#

Bursa

Bursa İl Sağlık Müdürü’nden “çocukluk çağı taramaları” uyarısı

Bursa İl Sağlık Müdürü Uzm. Dr. Halim Ömer Kaşıkcı, çocukluk çağı tarama testlerinin, bir çocuğun tüm yaşamını sağlıklı geçirmesini sağlamak adına önem taşıdığına dikkati çekerek, aileleri taramaları ihmal etmemeleri konusunda uyardı.

Kaşıkcı, yaptığı yazılı açıklamada, koruyucu sağlık hizmetlerinin önemini vurgulamak ve yürütülen çalışmaları daha görünür kılmak amacıyla her yıl 3-9 Eylül tarihlerinde kutlanan Halk Sağlığı Haftası için bu yılki temanın “Çocukluk çağı taramaları” olarak belirlendiğini ifade etti.

Tarama testlerinin, erken teşhis ile önlenebilen ya da tedavi edilebilen hastalıkların, hiçbir belirti vermeden tanınması için yapılan testler olduğunu aktaran Kaşıkcı, “Bu hizmetten yararlanmak her çocuğun en doğal hakkıdır. Çocukluk çağı tarama testleri, bir çocuğun tüm yaşamını sağlıklı geçirmesini sağlamak adına özellikle önem taşımaktadır.” değerlendirmesinde bulundu.

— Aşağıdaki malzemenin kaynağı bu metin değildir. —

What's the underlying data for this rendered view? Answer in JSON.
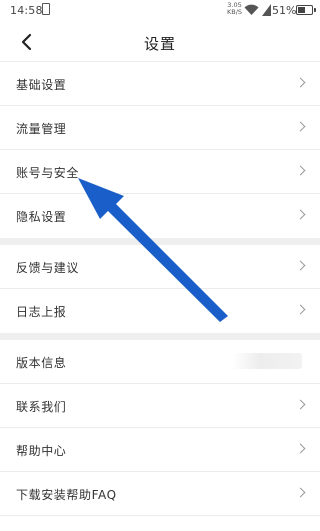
{
  "status_bar": {
    "time": "14:58",
    "speed_value": "3.05",
    "speed_unit": "KB/S",
    "battery_percent": "51%",
    "battery_level": 0.51
  },
  "nav": {
    "title": "设置"
  },
  "sections": [
    {
      "items": [
        {
          "label": "基础设置"
        },
        {
          "label": "流量管理"
        },
        {
          "label": "账号与安全"
        },
        {
          "label": "隐私设置"
        }
      ]
    },
    {
      "items": [
        {
          "label": "反馈与建议"
        },
        {
          "label": "日志上报"
        }
      ]
    },
    {
      "items": [
        {
          "label": "版本信息"
        },
        {
          "label": "联系我们"
        },
        {
          "label": "帮助中心"
        },
        {
          "label": "下载安装帮助FAQ"
        }
      ]
    }
  ],
  "annotation": {
    "color": "#1a5fc9",
    "icon": "arrow-pointer-icon"
  }
}
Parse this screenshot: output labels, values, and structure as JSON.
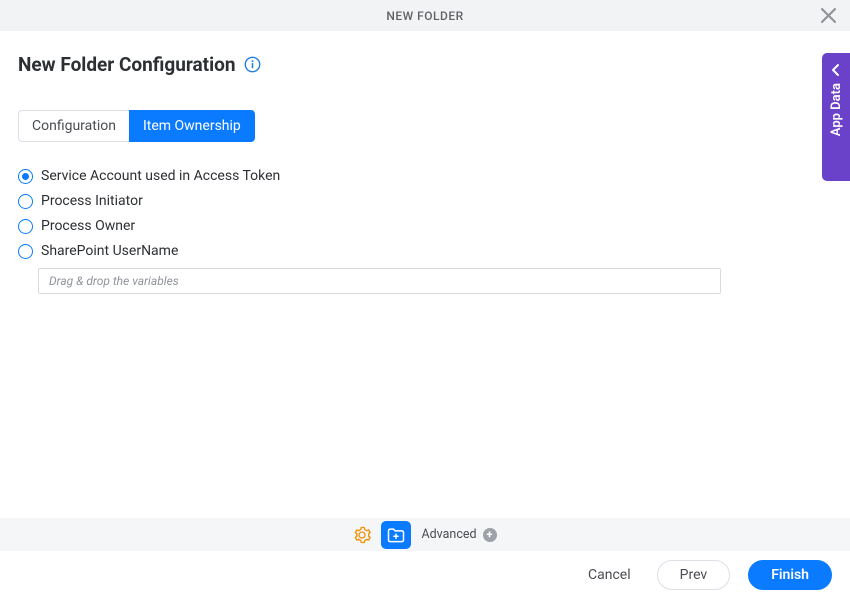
{
  "header": {
    "title": "NEW FOLDER"
  },
  "page": {
    "title": "New Folder Configuration"
  },
  "tabs": [
    {
      "id": "configuration",
      "label": "Configuration",
      "active": false
    },
    {
      "id": "item-ownership",
      "label": "Item Ownership",
      "active": true
    }
  ],
  "ownership_options": [
    {
      "id": "service-account",
      "label": "Service Account used in Access Token",
      "selected": true
    },
    {
      "id": "process-initiator",
      "label": "Process Initiator",
      "selected": false
    },
    {
      "id": "process-owner",
      "label": "Process Owner",
      "selected": false
    },
    {
      "id": "sharepoint-username",
      "label": "SharePoint UserName",
      "selected": false
    }
  ],
  "variable_input": {
    "placeholder": "Drag & drop the variables",
    "value": ""
  },
  "side_panel": {
    "label": "App Data"
  },
  "toolbar": {
    "advanced_label": "Advanced"
  },
  "footer": {
    "cancel_label": "Cancel",
    "prev_label": "Prev",
    "finish_label": "Finish"
  },
  "colors": {
    "accent_blue": "#0a7bff",
    "accent_purple": "#6a41c9",
    "gear_orange": "#f0920a"
  }
}
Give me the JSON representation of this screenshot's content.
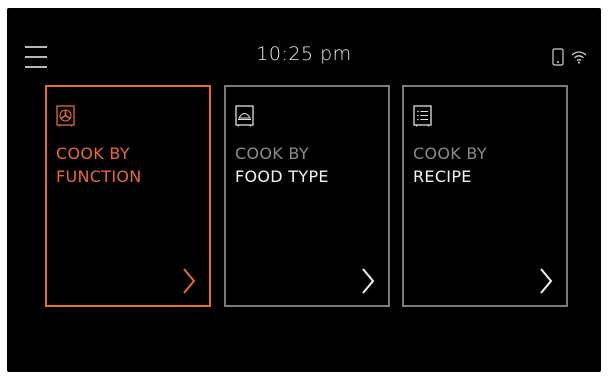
{
  "header": {
    "time": "10:25 pm",
    "icons": {
      "menu": "hamburger-menu-icon",
      "phone": "phone-icon",
      "wifi": "wifi-icon"
    }
  },
  "cards": [
    {
      "line1": "COOK BY",
      "line2": "FUNCTION",
      "icon": "fan-function-icon",
      "selected": true
    },
    {
      "line1": "COOK BY",
      "line2": "FOOD TYPE",
      "icon": "food-type-icon",
      "selected": false
    },
    {
      "line1": "COOK BY",
      "line2": "RECIPE",
      "icon": "recipe-list-icon",
      "selected": false
    }
  ],
  "colors": {
    "accent": "#e76b2d",
    "background": "#000000",
    "card_border": "#7a7a7a",
    "text": "#f2f2f2",
    "muted": "#8a8a8a"
  }
}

Çocukluk çağı taramalarının çocuğu sadece yaşatmak için değil, yaşam kalitesini arttırıp sürdürülebilir hale getirilmesi için de büyük bir öneme sahip olduğunu vurgulayan Kaşıkcı, çocuk sahibi ailelerin taramaları kesinlikle ihmal etmemeleri gerektiğine dikkati çekti.

Kaşıkcı, tarama ve izlemlerin farklı amaçlarla ve farklı yaş gruplarında yapıldığını belirterek, “Ülkemizde doğan her çocuk; doğumdan sonra ilk yıl içinde 9 kez, 6 yaşına dek 17 kez ve bundan sonra da okul çağı boyunca yılda bir kez izlenmektedir. Büyüme ve gelişmenin özellikle hızlı olduğu erken çocukluk (0-3 yaş) ve ergenlik (10-19 yaş) gibi dönemlerde izlemlerin sıklığı ve içeriği farklılaşmaktadır.” ifadelerini kullandı.
Çocukluk çağı taramalarının yeni doğan döneminden başlayarak çocukluk çağında da devam ettiğini vurgulayan Kaşıkcı, şunları kaydetti:

“Örneğin yeni doğan bebeklere uygulanan ‘topuk kanı taraması’ dediğimiz yeni doğan metabolik ve endokrin hastalık taramasında, doğan her bebek fenilketonüri, konjenital hipotiroidi, kistik fibrozis ve biyotinidaz eksikliği yönünden taranmaktadır. Doğumdan sonra bebekte herhangi bir işitme kaybı olup olmadığını kontrol etmek amacıyla işitme taramaları yapılmaktadır. Buna ek olarak işitmenin doğumdan sonra çocukluk çağında da travmalar ve progresif işitme kaybı yapan genetik hastalıklara bağlı olarak doğum sonrası dönemde de ortaya çıkabilmektedir.

Bu nedenle ilköğretim birinci sınıfa gelen her çocuğa işitme taraması yapılmaktadır. Bunların yanında görme taraması da bebeklik ve çocukluk çağında ayrı ayrı yapılmaktadır. Halk arasında doğumsal kalça çıkığı olarak da bilinen gelişimsel kalça displazisi (GKD), bebekler bir aylık olduğunda kesinlikle aile hekimine götürülerek yaptırılması gereken taramalar arasında yer alıyor. Bu taramalar sayesinde, bu hastalıklar nedeniyle oluşabilecek, geri dönüşümü olmayan hasarlar engellenebilmekte veya etkileri azaltılabilmektedir.”